A reading of the. colloquy, more fully set forth by Judge Hastings, emphasizes that the court made it clear that the defendant, who had stood trial, would not be considered for probation and that the court was considering the information supplied only for the purpose of mitigation of the punishment about to be imposed. The court’s consideration of matters offered in mitigation should not be confused with defendant’s request for probation, a request which the court made crystal clear he was not even considering because of his “standing policy” to the effect that “that element of grace is removed from the consideration of the court” once a defendant stands trial. It is certain that the motion for presentence investigation, 18 U.S.C.A. rule 32 (c), and probation, was never received or acted upon by the district court.
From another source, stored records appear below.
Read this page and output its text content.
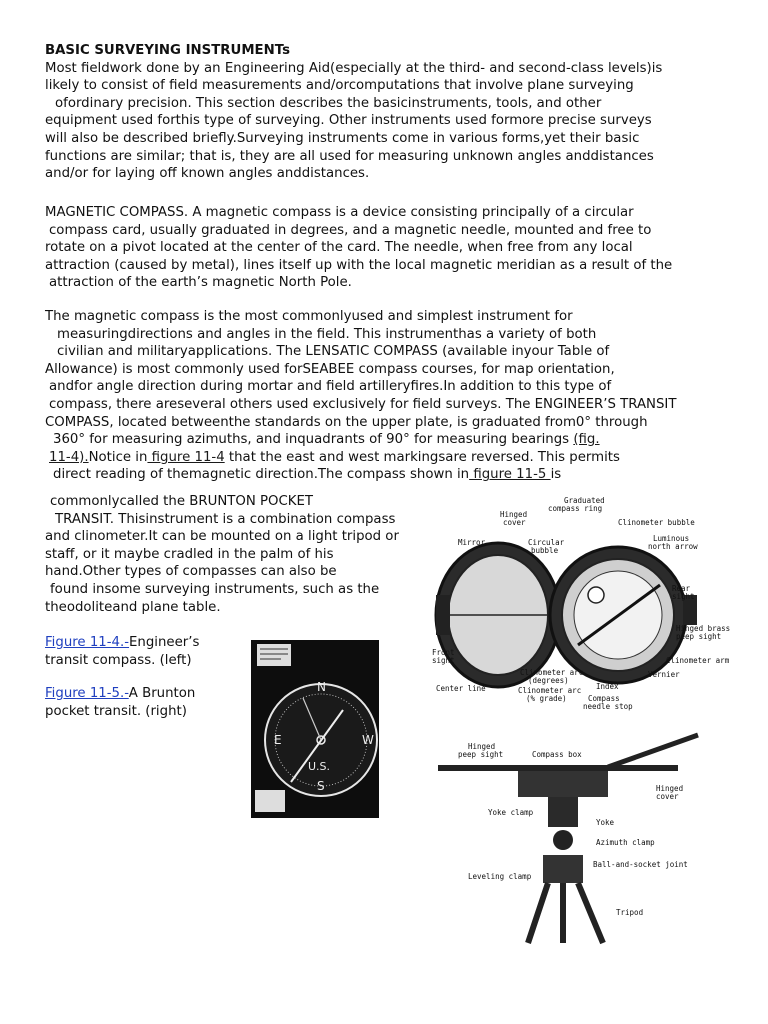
BASIC SURVEYING INSTRUMENTs

Most fieldwork done by an Engineering Aid(especially at the third- and second-class levels)is

likely to consist of field measurements and/orcomputations that involve plane surveying

ofordinary precision. This section describes the basicinstruments, tools, and other

equipment used forthis type of surveying. Other instruments used formore precise surveys

will also be described briefly.Surveying instruments come in various forms,yet their basic

functions are similar; that is, they are all used for measuring unknown angles anddistances

and/or for laying off known angles anddistances.

MAGNETIC COMPASS. A magnetic compass is a device consisting principally of a circular

compass card, usually graduated in degrees, and a magnetic needle, mounted and free to

rotate on a pivot located at the center of the card. The needle, when free from any local

attraction (caused by metal), lines itself up with the local magnetic meridian as a result of the

attraction of the earth’s magnetic North Pole.

The magnetic compass is the most commonlyused and simplest instrument for

measuringdirections and angles in the field. This instrumenthas a variety of both

civilian and militaryapplications. The LENSATIC COMPASS (available inyour Table of

Allowance) is most commonly used forSEABEE compass courses, for map orientation,

andfor angle direction during mortar and field artilleryfires.In addition to this type of

compass, there areseveral others used exclusively for field surveys. The ENGINEER’S TRANSIT

COMPASS, located betweenthe standards on the upper plate, is graduated from0° through

360° for measuring azimuths, and inquadrants of 90° for measuring bearings (fig.

11-4).Notice in figure 11-4 that the east and west markingsare reversed. This permits

direct reading of themagnetic direction.The compass shown in figure 11-5 is

commonlycalled the BRUNTON POCKET

TRANSIT. Thisinstrument is a combination compass

and clinometer.It can be mounted on a light tripod or

staff, or it maybe cradled in the palm of his

hand.Other types of compasses can also be

found insome surveying instruments, such as the

theodoliteand plane table.

Figure 11-4.-Engineer’s

transit compass. (left)

Figure 11-5.-A Brunton

pocket transit. (right)

N
E	W
U.S.
S
Graduated
compass ring
Hinged
cover	Clinometer bubble
Mirror	Circular
bubble
Luminous
north arrow
Rear
sight
Front
sight
Hinged brass
peep sight
Clinometer arm
Clinometer arc
(degrees)
Vernier
Center line	Clinometer arc
(% grade)
Index
Compass
needle stop
Hinged
peep sight	Compass box
Hinged
cover
Yoke clamp
Yoke
Azimuth clamp
Ball-and-socket joint
Leveling clamp
Tripod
Judge Hastings refers to the court’s statement that he was making the sentence less than he otherwise would. While the severity of the sentence imposed on. the defendant is irrelevant in deciding this appeal, we must point out the disparity between the sentence imposed by the court on Wiley, an accessory, and McGhee, the principal, driver of the truck and the most active participant in the crime. According to the uncontradicted statement of the government attorney, appearing in the record, McGhee had four prior felony convictions, was the ringleader in this matter, and, subsequent to this offense and while out on bond, committed two other similar offenses. Yet he was sentenced to prison for two years, while defendant Wiley, who had no prior criminal record, was sentenced to prison for three years.
For these reasons this cause is remanded to the district court with instructions that it perform the functions imposed upon it under the Probation Act, as herein indicated.
Judgment affirmed and cause remanded to District Court for consideration of defendant’s application for probation.
. Defendant was not named in Count I, which charged the defendants McGhee, Helen, and Kelley with stealing the articles also mentioned in Count II, in violation of 18 U.S.C.A. § 659.